Statistics Canada (2010) Canadian Internet Use Survey Ottawa: Statistics Canada

From the report

In 2009, 80% of Canadians aged 16 and older, or 21.7 million people, used the Internet for personal reasons, up from 73% in 2007 when the survey was last conducted.

Rates were highest at 85% in both British Columbia and Alberta, followed by 81% in Ontario. Among census metropolitan areas, the highest rates of Internet use were reported in Calgary and Saskatoon, both at 89%.

Digital divides on the basis of income, education and age narrowed between 2007 and 2009. However, where income was greater than $85,000 a year, 94% used the Internet, compared with 56% usage of those with incomes less than $30,000 a year.

Of those aged 45 or older, two-thirds (66%) went online during 2009, up from 56% in 2007. This age group, traditionally slower to adopt and use the Internet, accounted for 60% of all new Internet users since 2007.

A similar proportion of men (81%) and women (80%) used the Internet in 2009.

Most (96%) Internet users aged 16 or older reported going online from home during 2009. Among people who accessed the Internet from home in 2009, 92% did so with a high-speed connection, up from 88% two years earlier. In 2009, 53% of home users were connected to the Internet by cable and 33% by telephone. Other types of home connections, mostly wireless, increased to 23% in 2009 from 13% in 2007. In the Atlantic provinces, 41% of home users were connected by telephone, while 57% were connected by cable in Quebec and British Columbia. In the Prairie provinces, 30% reported other types of connections.

53% of home users under the age of 30 went online to download or watch TV or movies, while 45% of this age group reported contributing content.

In reporting on this report, the Globe and Mail stated that Canada ranked 17th workdwide in the total number of Internet users (21.7 million aged 17 years or older). China is No. 1. No details were given though of ranking based on percentage of population.

International Telecommunications Union (2010) Measuring the Information Society 2010 Geneva: ITU

Another way of measuring Internet use is that developed by the ITU, which uses 11 different indicators to rank countries on an ICT Development Index. Canada is ranked 21 in the world, just above Estonia and Belgium but below Ireland; USA is ranked 19, Sweden is 1, and China 79.

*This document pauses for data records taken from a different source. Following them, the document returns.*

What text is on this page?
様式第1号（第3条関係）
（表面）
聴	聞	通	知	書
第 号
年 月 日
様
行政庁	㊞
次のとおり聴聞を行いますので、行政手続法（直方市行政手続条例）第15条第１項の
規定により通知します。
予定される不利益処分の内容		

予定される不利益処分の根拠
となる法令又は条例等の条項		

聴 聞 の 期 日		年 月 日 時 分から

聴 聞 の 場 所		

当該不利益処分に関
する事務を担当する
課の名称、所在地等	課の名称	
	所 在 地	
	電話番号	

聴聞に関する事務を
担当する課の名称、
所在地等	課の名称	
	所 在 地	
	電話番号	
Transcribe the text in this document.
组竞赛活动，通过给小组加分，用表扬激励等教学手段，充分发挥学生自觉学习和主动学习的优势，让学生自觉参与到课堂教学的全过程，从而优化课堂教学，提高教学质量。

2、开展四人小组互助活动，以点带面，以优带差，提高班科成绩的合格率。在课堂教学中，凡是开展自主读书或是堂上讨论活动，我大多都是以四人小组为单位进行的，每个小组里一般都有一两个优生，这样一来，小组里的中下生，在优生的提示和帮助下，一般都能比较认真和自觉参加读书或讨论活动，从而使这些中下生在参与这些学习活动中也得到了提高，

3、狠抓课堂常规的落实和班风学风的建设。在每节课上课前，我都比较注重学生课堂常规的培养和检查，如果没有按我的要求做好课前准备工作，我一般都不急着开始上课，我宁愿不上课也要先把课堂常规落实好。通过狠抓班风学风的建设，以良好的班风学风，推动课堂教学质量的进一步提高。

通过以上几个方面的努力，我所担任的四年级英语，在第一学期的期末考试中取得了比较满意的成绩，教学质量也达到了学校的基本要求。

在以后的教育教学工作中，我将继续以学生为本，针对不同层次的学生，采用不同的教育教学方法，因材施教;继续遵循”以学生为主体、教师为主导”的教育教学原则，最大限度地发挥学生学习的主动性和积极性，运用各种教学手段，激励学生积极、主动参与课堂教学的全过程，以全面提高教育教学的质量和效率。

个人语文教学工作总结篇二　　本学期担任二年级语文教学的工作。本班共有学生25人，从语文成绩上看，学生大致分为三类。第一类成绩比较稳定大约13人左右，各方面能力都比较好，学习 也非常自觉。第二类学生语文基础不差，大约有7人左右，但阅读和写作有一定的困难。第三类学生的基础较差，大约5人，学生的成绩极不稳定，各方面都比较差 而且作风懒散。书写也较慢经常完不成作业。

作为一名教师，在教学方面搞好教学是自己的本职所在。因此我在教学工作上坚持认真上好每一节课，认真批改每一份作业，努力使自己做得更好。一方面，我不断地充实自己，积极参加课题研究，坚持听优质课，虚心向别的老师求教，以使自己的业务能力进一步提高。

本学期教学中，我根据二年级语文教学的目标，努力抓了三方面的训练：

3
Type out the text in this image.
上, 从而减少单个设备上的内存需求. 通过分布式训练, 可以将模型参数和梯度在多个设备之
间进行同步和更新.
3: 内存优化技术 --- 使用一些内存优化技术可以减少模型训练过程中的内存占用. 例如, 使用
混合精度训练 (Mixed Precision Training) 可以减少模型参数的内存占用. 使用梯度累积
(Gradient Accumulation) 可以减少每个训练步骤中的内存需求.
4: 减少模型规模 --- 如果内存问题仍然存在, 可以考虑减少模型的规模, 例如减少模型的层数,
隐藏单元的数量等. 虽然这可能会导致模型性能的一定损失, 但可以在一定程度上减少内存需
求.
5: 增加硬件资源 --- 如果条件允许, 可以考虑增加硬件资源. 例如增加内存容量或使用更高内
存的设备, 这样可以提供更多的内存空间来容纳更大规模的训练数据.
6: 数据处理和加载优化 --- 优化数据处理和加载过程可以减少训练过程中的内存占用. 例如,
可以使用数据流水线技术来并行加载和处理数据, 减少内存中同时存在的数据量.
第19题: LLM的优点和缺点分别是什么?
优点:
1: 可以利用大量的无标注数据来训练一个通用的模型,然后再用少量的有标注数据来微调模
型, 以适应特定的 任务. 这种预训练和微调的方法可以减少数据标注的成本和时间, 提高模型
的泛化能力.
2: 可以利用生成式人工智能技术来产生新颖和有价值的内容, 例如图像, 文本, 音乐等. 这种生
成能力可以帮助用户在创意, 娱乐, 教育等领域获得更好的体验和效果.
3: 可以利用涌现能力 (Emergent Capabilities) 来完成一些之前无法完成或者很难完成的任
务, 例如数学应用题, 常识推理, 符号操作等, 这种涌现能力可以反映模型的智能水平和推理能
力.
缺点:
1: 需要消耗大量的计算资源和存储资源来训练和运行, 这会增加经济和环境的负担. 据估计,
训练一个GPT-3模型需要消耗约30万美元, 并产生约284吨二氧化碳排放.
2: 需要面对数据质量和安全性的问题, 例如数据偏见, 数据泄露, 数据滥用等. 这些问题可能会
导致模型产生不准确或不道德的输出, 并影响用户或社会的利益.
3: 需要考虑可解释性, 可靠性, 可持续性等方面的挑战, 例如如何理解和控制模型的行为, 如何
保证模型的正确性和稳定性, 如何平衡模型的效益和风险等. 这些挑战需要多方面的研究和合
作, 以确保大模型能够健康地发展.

Two reasons why Canada does not rank higher is its low usage (and high cost) of mobile phone technology compared to most European countries and a relatively high proportion of people with low speed Internet access in rural areas. Recent opening up of the mobile wireless spectrum to new companies, and the Federal government’s $200 million investment in rural broadband connections, may change this ranking, but other countries are also investing heavily in such infrastructure.

One (of many) interesting quotes from this report:

In 2008, mobile cellular penetration and fixed broadband penetration in developing countries had reached the level that Sweden (ranking first in the IDI) had almost a decade earlier, and the number of Internet users per 100 inhabitants was the same as Sweden’s just over 11 years earlier. In contrast, life expectancy in developing countries is lagging Sweden by 66 years, and the infant mortality in developing countries in 2007 was at the same level where Sweden stood 72 years earlier.